German Santiago: I think it is especially challenging because the gym is not anywhere nearby or the gym at the hotel sucks! It’s kind of weird since we’re still in the beginning of the tour. The one thing I try to be consistent with is to take yoga no matter where I go and that’s a constant form of exercise. I take Bikram yoga and it’s exactly the same class no matter where you go.
EDGE:: Joseph, you’ve done Broadway Bares. How much fun is that?
Joseph J. Simeone: Broadway Bares is so much fun! It’s so fabulous! We raised over a million dollars last year! I’ve done it two years in a row now and I’ve met some amazing people. It’s a great thing to be a part of and you feel like you’re really giving back to the community and you’re really supporting that team spirit.
EDGE:: How is it different for you as a performer to actually take off your clothes for Broadway Bares?
Joseph J. Simeone: I don’t know if it’s necessarily a challenge. It’s just all about being in the spirit of having fun and I think Broadway Bares is really about being sexual and having sexual desires and impulses happen naturally.
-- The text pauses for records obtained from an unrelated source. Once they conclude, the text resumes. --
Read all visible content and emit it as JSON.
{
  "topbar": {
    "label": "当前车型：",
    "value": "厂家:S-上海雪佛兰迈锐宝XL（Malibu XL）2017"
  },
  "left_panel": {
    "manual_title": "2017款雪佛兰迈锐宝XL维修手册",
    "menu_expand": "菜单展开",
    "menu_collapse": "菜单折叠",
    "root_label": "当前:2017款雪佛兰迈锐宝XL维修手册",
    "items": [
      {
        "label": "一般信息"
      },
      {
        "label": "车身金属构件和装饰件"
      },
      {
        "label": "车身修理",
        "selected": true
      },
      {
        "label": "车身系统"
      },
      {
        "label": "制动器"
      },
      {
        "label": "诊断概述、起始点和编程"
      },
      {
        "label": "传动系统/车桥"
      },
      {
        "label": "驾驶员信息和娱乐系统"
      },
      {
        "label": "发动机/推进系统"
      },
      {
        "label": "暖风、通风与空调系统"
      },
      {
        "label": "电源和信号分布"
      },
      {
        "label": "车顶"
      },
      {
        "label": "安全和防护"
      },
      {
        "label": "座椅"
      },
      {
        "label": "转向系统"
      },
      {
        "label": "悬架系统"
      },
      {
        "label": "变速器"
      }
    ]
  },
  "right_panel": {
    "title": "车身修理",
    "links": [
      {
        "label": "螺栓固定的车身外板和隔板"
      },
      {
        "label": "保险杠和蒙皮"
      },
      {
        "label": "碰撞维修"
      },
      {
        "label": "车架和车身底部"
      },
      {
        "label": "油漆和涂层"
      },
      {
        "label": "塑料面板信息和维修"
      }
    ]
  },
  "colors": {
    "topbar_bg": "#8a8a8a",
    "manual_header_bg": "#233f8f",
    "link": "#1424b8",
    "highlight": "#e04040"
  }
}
Everyone should be open to them and it’s also about the responsibility of doing it safely so we can put an end to what’s happening with HIV in the gay and the straight community. Doing a play on sexuality is fun and it’s also the message for us to be safe and responsible!
EDGE:: I’m guessing you must be a fan of Sondheim since you’re doing this show and you’ve done Sondheim on Sondheim.
Kyle Harris: Starting off in New York I was always getting in rock shows like Rock of Ages, Spring Awakening and Hair and I was the ’rock guy’ but then I got cast in Sondheim on Sondheim and West Side Story so lately it’s been the Sondheim guy which is great because it doesn’t get any better than that.